Questão nº 67
Questão de Enfermagem · FGV TCE-TO 2022 (nº 67)
Paciente do sexo masculino, 72 anos, sofreu infarto agudo do miocárdio com síndrome isquêmica aguda sem supradesnível do segmento ST, com histórico de infarto prévio e diabetes mellitus. Refere angina em repouso com duração < 20min e alívio espontâneo, apresentou ECG com inversão da onda T > 2mm e ondas Q patológicas.
Com base nos critérios de estratificação, esse paciente apresenta um risco de morte:
- Aleve;
- Bbaixo;
- Cmoderado; (alternativa correta)
- Dalto;
- Emuito alto.
Resposta comentada
Gabarito Alternativa C
O conceito-chave é a estratificação de risco em pacientes com Síndrome Coronariana Aguda sem supradesnível do segmento ST (NSTE-ACS). Ela avalia a probabilidade de eventos adversos graves, como morte, novo infarto ou isquemia recorrente, com base em características clínicas, eletrocardiográficas e laboratoriais, para guiar o tratamento adequado.
- (A) Incorreta: O paciente apresenta múltiplos fatores de risco (idade avançada, diabetes, infarto prévio), angina em repouso, e alterações eletrocardiográficas significativas (inversão de onda T > 2mm, ondas Q patológicas), além do diagnóstico de infarto agudo do miocárdio sem supradesnível do ST (NSTEMI).
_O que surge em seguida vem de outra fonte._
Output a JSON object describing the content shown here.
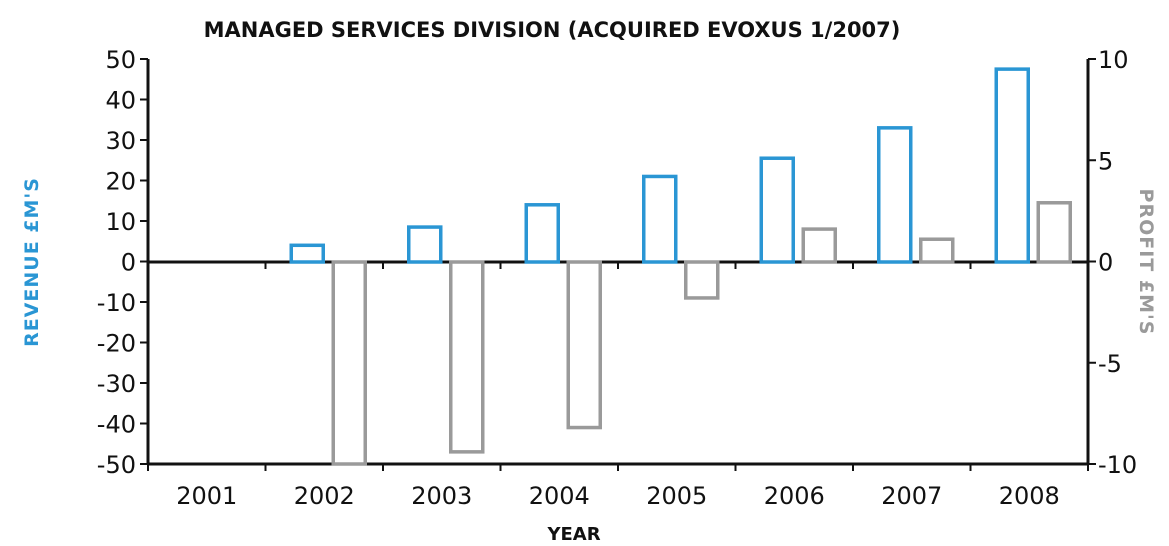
{
  "chart_data": {
    "type": "bar",
    "title": "MANAGED SERVICES DIVISION (ACQUIRED EVOXUS 1/2007)",
    "xlabel": "YEAR",
    "ylabel_left": "REVENUE £M'S",
    "ylabel_right": "PROFIT £M'S",
    "categories": [
      "2001",
      "2002",
      "2003",
      "2004",
      "2005",
      "2006",
      "2007",
      "2008"
    ],
    "series": [
      {
        "name": "",
        "axis": "left",
        "color": "#2a96d4",
        "values": [
          null,
          4,
          8.5,
          14,
          21,
          25.5,
          33,
          47.5
        ]
      },
      {
        "name": "",
        "axis": "right",
        "color": "#9a9a9a",
        "values": [
          null,
          -10,
          -9.4,
          -8.2,
          -1.8,
          1.6,
          1.1,
          2.9
        ]
      }
    ],
    "ylim_left": [
      -50,
      50
    ],
    "yticks_left": [
      "50",
      "40",
      "30",
      "20",
      "10",
      "0",
      "-10",
      "-20",
      "-30",
      "-40",
      "-50"
    ],
    "ylim_right": [
      -10,
      10
    ],
    "yticks_right": [
      "10",
      "5",
      "0",
      "-5",
      "-10"
    ],
    "grid": false,
    "legend": "none"
  }
}
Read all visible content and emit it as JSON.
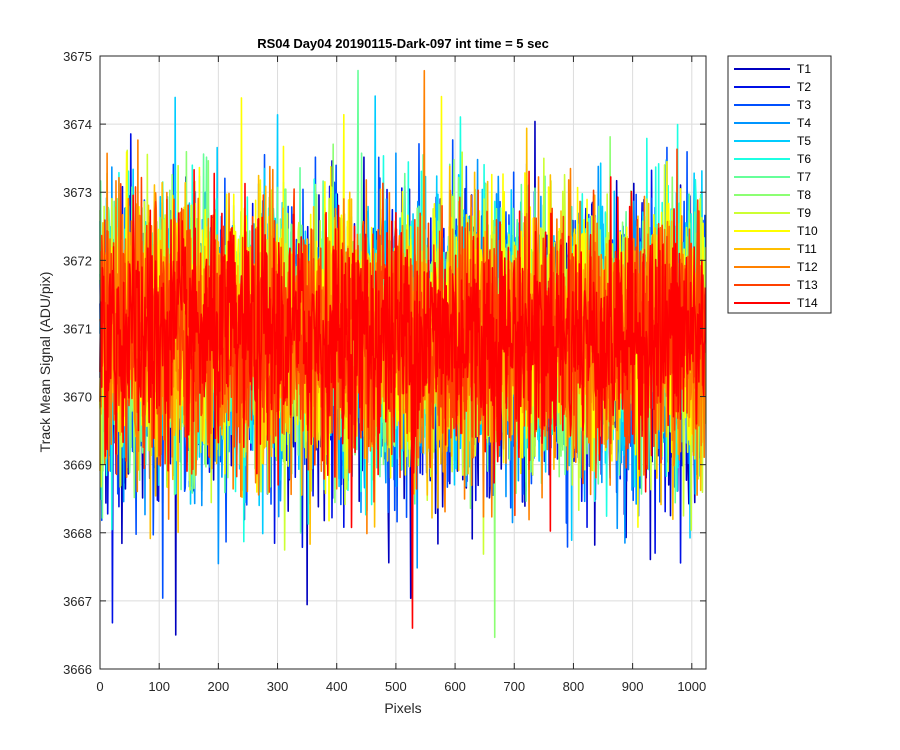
{
  "chart_data": {
    "type": "line",
    "title": "RS04 Day04 20190115-Dark-097 int time = 5 sec",
    "xlabel": "Pixels",
    "ylabel": "Track Mean Signal (ADU/pix)",
    "xlim": [
      0,
      1024
    ],
    "ylim": [
      3666,
      3675
    ],
    "xticks": [
      0,
      100,
      200,
      300,
      400,
      500,
      600,
      700,
      800,
      900,
      1000
    ],
    "yticks": [
      3666,
      3667,
      3668,
      3669,
      3670,
      3671,
      3672,
      3673,
      3674,
      3675
    ],
    "grid": true,
    "legend_position": "outside-top-right",
    "n_points_per_series": 1024,
    "series": [
      {
        "name": "T1",
        "color": "#0000BF",
        "mean": 3670.6,
        "std": 1.05
      },
      {
        "name": "T2",
        "color": "#0010E6",
        "mean": 3670.7,
        "std": 1.0
      },
      {
        "name": "T3",
        "color": "#0050FF",
        "mean": 3670.8,
        "std": 1.0
      },
      {
        "name": "T4",
        "color": "#0095FF",
        "mean": 3670.8,
        "std": 0.98
      },
      {
        "name": "T5",
        "color": "#00CCFF",
        "mean": 3670.9,
        "std": 0.98
      },
      {
        "name": "T6",
        "color": "#1CFFE3",
        "mean": 3670.9,
        "std": 0.97
      },
      {
        "name": "T7",
        "color": "#66FF99",
        "mean": 3670.9,
        "std": 0.96
      },
      {
        "name": "T8",
        "color": "#8CFF73",
        "mean": 3670.9,
        "std": 0.96
      },
      {
        "name": "T9",
        "color": "#CCFF33",
        "mean": 3670.9,
        "std": 0.95
      },
      {
        "name": "T10",
        "color": "#FFFF00",
        "mean": 3671.0,
        "std": 0.95
      },
      {
        "name": "T11",
        "color": "#FFBF00",
        "mean": 3670.8,
        "std": 0.95
      },
      {
        "name": "T12",
        "color": "#FF8000",
        "mean": 3670.8,
        "std": 0.93
      },
      {
        "name": "T13",
        "color": "#FF4000",
        "mean": 3670.9,
        "std": 0.9
      },
      {
        "name": "T14",
        "color": "#FF0000",
        "mean": 3670.9,
        "std": 0.85
      }
    ],
    "annotations": {
      "notable_min_T1": {
        "x": 128,
        "y": 3666.5
      },
      "notable_min_T14": {
        "x": 528,
        "y": 3666.6
      }
    }
  }
}
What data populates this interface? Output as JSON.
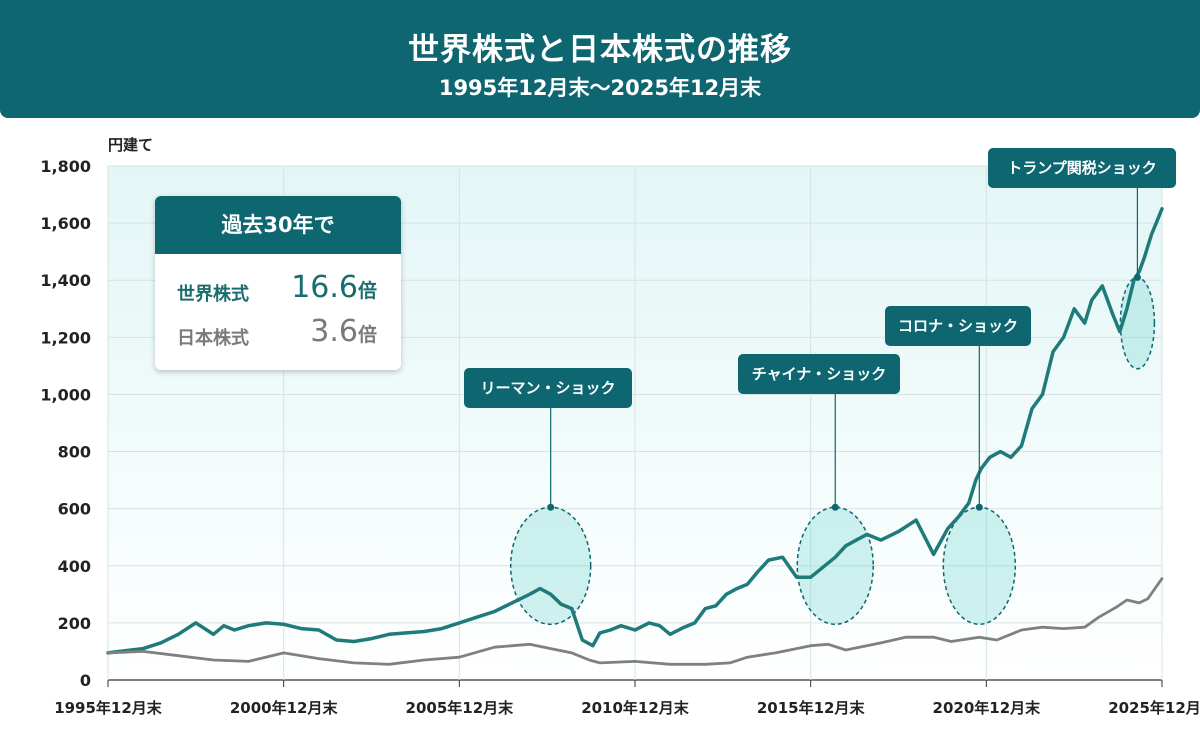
{
  "header": {
    "title": "世界株式と日本株式の推移",
    "subtitle": "1995年12月末〜2025年12月末"
  },
  "summary": {
    "heading": "過去30年で",
    "rows": [
      {
        "label": "世界株式",
        "value": "16.6",
        "unit": "倍",
        "color": "#1a6d6f"
      },
      {
        "label": "日本株式",
        "value": "3.6",
        "unit": "倍",
        "color": "#7a7a7a"
      }
    ]
  },
  "callouts": [
    {
      "label": "リーマン・ショック",
      "year": 2007.6
    },
    {
      "label": "チャイナ・ショック",
      "year": 2015.7
    },
    {
      "label": "コロナ・ショック",
      "year": 2019.8
    },
    {
      "label": "トランプ関税ショック",
      "year": 2024.3
    }
  ],
  "chart_data": {
    "type": "line",
    "ylabel": "円建て",
    "ylim": [
      0,
      1800
    ],
    "yticks": [
      0,
      200,
      400,
      600,
      800,
      1000,
      1200,
      1400,
      1600,
      1800
    ],
    "xticks": [
      "1995年12月末",
      "2000年12月末",
      "2005年12月末",
      "2010年12月末",
      "2015年12月末",
      "2020年12月末",
      "2025年12月末"
    ],
    "xrange": [
      1995,
      2025
    ],
    "grid": true,
    "colors": {
      "world": "#1f7a7a",
      "japan": "#808080",
      "highlight": "#0e6670"
    },
    "series": [
      {
        "name": "世界株式",
        "x": [
          1995.0,
          1996.0,
          1996.5,
          1997.0,
          1997.5,
          1998.0,
          1998.3,
          1998.6,
          1999.0,
          1999.5,
          2000.0,
          2000.5,
          2001.0,
          2001.5,
          2002.0,
          2002.5,
          2003.0,
          2003.5,
          2004.0,
          2004.5,
          2005.0,
          2005.5,
          2006.0,
          2006.5,
          2007.0,
          2007.3,
          2007.6,
          2007.9,
          2008.2,
          2008.5,
          2008.8,
          2009.0,
          2009.3,
          2009.6,
          2010.0,
          2010.4,
          2010.7,
          2011.0,
          2011.4,
          2011.7,
          2012.0,
          2012.3,
          2012.6,
          2012.9,
          2013.2,
          2013.5,
          2013.8,
          2014.2,
          2014.6,
          2015.0,
          2015.4,
          2015.7,
          2016.0,
          2016.3,
          2016.6,
          2017.0,
          2017.5,
          2018.0,
          2018.5,
          2018.9,
          2019.2,
          2019.5,
          2019.7,
          2019.85,
          2020.1,
          2020.4,
          2020.7,
          2021.0,
          2021.3,
          2021.6,
          2021.9,
          2022.2,
          2022.5,
          2022.8,
          2023.0,
          2023.3,
          2023.6,
          2023.8,
          2024.0,
          2024.2,
          2024.35,
          2024.5,
          2024.7,
          2024.9,
          2025.0
        ],
        "values": [
          95,
          110,
          130,
          160,
          200,
          160,
          190,
          175,
          190,
          200,
          195,
          180,
          175,
          140,
          135,
          145,
          160,
          165,
          170,
          180,
          200,
          220,
          240,
          270,
          300,
          320,
          300,
          265,
          250,
          140,
          120,
          165,
          175,
          190,
          175,
          200,
          190,
          160,
          185,
          200,
          250,
          260,
          300,
          320,
          335,
          380,
          420,
          430,
          360,
          360,
          400,
          430,
          470,
          490,
          510,
          490,
          520,
          560,
          440,
          530,
          570,
          620,
          700,
          740,
          780,
          800,
          780,
          820,
          950,
          1000,
          1150,
          1200,
          1300,
          1250,
          1330,
          1380,
          1280,
          1220,
          1300,
          1400,
          1430,
          1480,
          1560,
          1620,
          1650
        ]
      },
      {
        "name": "日本株式",
        "x": [
          1995.0,
          1996.0,
          1997.0,
          1998.0,
          1999.0,
          2000.0,
          2001.0,
          2002.0,
          2003.0,
          2004.0,
          2005.0,
          2006.0,
          2007.0,
          2007.6,
          2008.2,
          2008.7,
          2009.0,
          2010.0,
          2011.0,
          2012.0,
          2012.7,
          2013.2,
          2014.0,
          2015.0,
          2015.5,
          2016.0,
          2017.0,
          2017.7,
          2018.5,
          2019.0,
          2019.8,
          2020.3,
          2021.0,
          2021.6,
          2022.2,
          2022.8,
          2023.2,
          2023.7,
          2024.0,
          2024.35,
          2024.6,
          2025.0
        ],
        "values": [
          95,
          100,
          85,
          70,
          65,
          95,
          75,
          60,
          55,
          70,
          80,
          115,
          125,
          110,
          95,
          70,
          60,
          65,
          55,
          55,
          60,
          80,
          95,
          120,
          125,
          105,
          130,
          150,
          150,
          135,
          150,
          140,
          175,
          185,
          180,
          185,
          220,
          255,
          280,
          270,
          285,
          355
        ]
      }
    ]
  }
}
Isso o exclui da categoria de risco leve.
- (B) Incorreta: Da mesma forma que o risco leve, o risco baixo não se aplica a um paciente com NSTEMI e tantos fatores de risco e evidências de isquemia e dano miocárdico.
- (C) Correta: O paciente possui diversos fatores que o colocam em risco significativo: idade avançada (72 anos), histórico de infarto prévio, diabetes mellitus, angina em repouso e alterações eletrocardiográficas (inversão de onda T > 2mm e ondas Q patológicas). O diagnóstico de NSTEMI por si só já indica um risco elevado em comparação com angina instável sem necrose. No entanto, a ausência de sinais de instabilidade hemodinâmica, insuficiência cardíaca aguda, arritmias ventriculares graves ou angina refratária (a angina relatada teve alívio espontâneo e duração < 20min) impede que seja classificado como "alto" ou "muito alto" risco de morte imediata. A combinação desses fatores o enquadra na categoria de risco moderado, exigindo atenção e tratamento rápidos, mas sem a urgência extrema de um risco "muito alto".
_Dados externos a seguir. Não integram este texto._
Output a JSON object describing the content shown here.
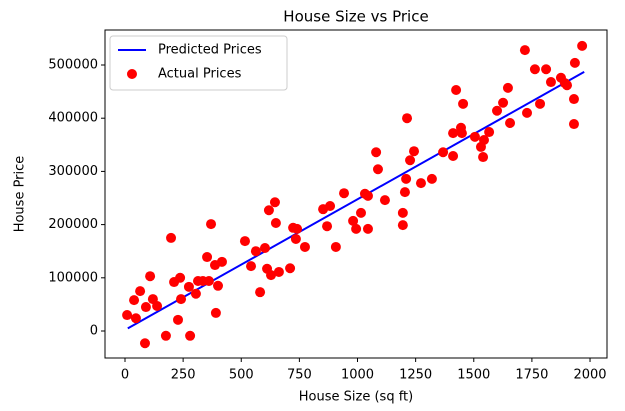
{
  "chart_data": {
    "type": "scatter",
    "title": "House Size vs Price",
    "x_label": "House Size (sq ft)",
    "y_label": "House Price",
    "xlim": [
      -86,
      2073
    ],
    "ylim": [
      -50750,
      565800
    ],
    "xticks": [
      0,
      250,
      500,
      750,
      1000,
      1250,
      1500,
      1750,
      2000
    ],
    "yticks": [
      0,
      100000,
      200000,
      300000,
      400000,
      500000
    ],
    "legend": "upper left",
    "series": [
      {
        "name": "Predicted Prices",
        "type": "line",
        "color": "#0000ff",
        "x": [
          12,
          1975
        ],
        "values": [
          5000,
          487000
        ]
      },
      {
        "name": "Actual Prices",
        "type": "scatter",
        "color": "#ff0000",
        "x": [
          9,
          39,
          47,
          65,
          86,
          90,
          108,
          120,
          138,
          176,
          198,
          211,
          228,
          237,
          241,
          275,
          280,
          305,
          314,
          335,
          353,
          361,
          370,
          387,
          391,
          400,
          417,
          516,
          542,
          563,
          581,
          602,
          611,
          619,
          628,
          645,
          649,
          662,
          710,
          723,
          735,
          740,
          774,
          852,
          869,
          882,
          907,
          942,
          981,
          994,
          1015,
          1032,
          1045,
          1045,
          1080,
          1088,
          1118,
          1195,
          1195,
          1204,
          1209,
          1213,
          1226,
          1243,
          1273,
          1320,
          1368,
          1411,
          1411,
          1424,
          1445,
          1449,
          1454,
          1505,
          1531,
          1540,
          1544,
          1566,
          1600,
          1626,
          1647,
          1656,
          1720,
          1729,
          1763,
          1785,
          1811,
          1832,
          1875,
          1892,
          1901,
          1931,
          1931,
          1935,
          1966
        ],
        "values": [
          30000,
          58000,
          24000,
          75000,
          -23000,
          45000,
          103000,
          60000,
          47000,
          -9000,
          175000,
          92000,
          21000,
          100000,
          60000,
          83000,
          -9000,
          70000,
          94000,
          94000,
          139000,
          94000,
          201000,
          124000,
          34000,
          85000,
          130000,
          169000,
          122000,
          150000,
          73000,
          156000,
          117000,
          227000,
          105000,
          242000,
          203000,
          111000,
          118000,
          194000,
          173000,
          192000,
          158000,
          229000,
          197000,
          235000,
          158000,
          259000,
          207000,
          192000,
          222000,
          258000,
          254000,
          192000,
          336000,
          304000,
          246000,
          199000,
          222000,
          261000,
          286000,
          400000,
          321000,
          338000,
          278000,
          286000,
          336000,
          329000,
          372000,
          453000,
          382000,
          372000,
          427000,
          365000,
          346000,
          327000,
          359000,
          374000,
          414000,
          429000,
          457000,
          391000,
          528000,
          410000,
          492000,
          427000,
          492000,
          468000,
          476000,
          466000,
          462000,
          436000,
          389000,
          504000,
          536000
        ]
      }
    ]
  }
}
- (D) Incorreta: Embora o paciente tenha NSTEMI e múltiplos fatores de risco, a ausência de instabilidade hemodinâmica, insuficiência cardíaca aguda, arritmias graves ou isquemia refratária (angina com alívio espontâneo) o diferencia de um paciente de "alto" risco de morte, que geralmente apresenta complicações mais agudas e descompensadas. A armadilha aqui é que o NSTEMI é frequentemente associado a uma estratégia invasiva precoce (dentro de 24h), que é classificada como "alto risco" em algumas diretrizes para intervenção. Contudo, a questão se refere ao risco de morte, que é uma avaliação mais abrangente e que, na ausência de descompensação aguda, pode ser moderado.
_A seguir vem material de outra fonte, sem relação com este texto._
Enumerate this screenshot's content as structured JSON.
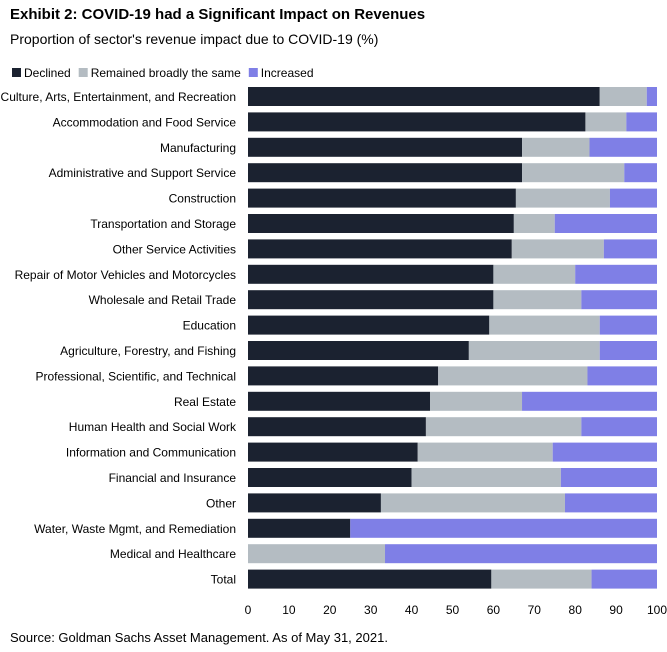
{
  "title": "Exhibit 2: COVID-19 had a Significant Impact on Revenues",
  "subtitle": "Proportion of sector's revenue impact due to COVID-19 (%)",
  "source": "Source: Goldman Sachs Asset Management. As of May 31, 2021.",
  "colors": {
    "declined": "#1b2230",
    "same": "#b4bcc2",
    "increased": "#7f7fe6"
  },
  "chart_data": {
    "type": "bar",
    "orientation": "horizontal",
    "stacked": true,
    "categories": [
      "Culture, Arts, Entertainment, and Recreation",
      "Accommodation and Food Service",
      "Manufacturing",
      "Administrative and Support Service",
      "Construction",
      "Transportation and Storage",
      "Other Service Activities",
      "Repair of Motor Vehicles and Motorcycles",
      "Wholesale and Retail Trade",
      "Education",
      "Agriculture, Forestry, and Fishing",
      "Professional, Scientific, and Technical",
      "Real Estate",
      "Human Health and Social Work",
      "Information and Communication",
      "Financial and Insurance",
      "Other",
      "Water, Waste Mgmt, and Remediation",
      "Medical and Healthcare",
      "Total"
    ],
    "series": [
      {
        "name": "Declined",
        "values": [
          86,
          82.5,
          67,
          67,
          65.5,
          65,
          64.5,
          60,
          60,
          59,
          54,
          46.5,
          44.5,
          43.5,
          41.5,
          40,
          32.5,
          25,
          0,
          59.5
        ]
      },
      {
        "name": "Remained broadly the same",
        "values": [
          11.5,
          10,
          16.5,
          25,
          23,
          10,
          22.5,
          20,
          21.5,
          27,
          32,
          36.5,
          22.5,
          38,
          33,
          36.5,
          45,
          0,
          33.5,
          24.5
        ]
      },
      {
        "name": "Increased",
        "values": [
          2.5,
          7.5,
          16.5,
          8,
          11.5,
          25,
          13,
          20,
          18.5,
          14,
          14,
          17,
          33,
          18.5,
          25.5,
          23.5,
          22.5,
          75,
          66.5,
          16
        ]
      }
    ],
    "xlim": [
      0,
      100
    ],
    "xticks": [
      0,
      10,
      20,
      30,
      40,
      50,
      60,
      70,
      80,
      90,
      100
    ],
    "legend": "top-left",
    "grid": false
  }
}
- (E) Incorreta: O risco "muito alto" é reservado para pacientes com instabilidade hemodinâmica (choque cardiogênico), arritmias ventriculares ameaçadoras à vida, isquemia refratária ao tratamento, insuficiência cardíaca aguda grave ou complicações mecânicas do infarto, condições que não foram descritas neste caso.
Fonte: FGV TCE-TO 2022 Analista Técnico - Enfermagem (Caderno Tipo 1). Reproduzida para fins de estudo.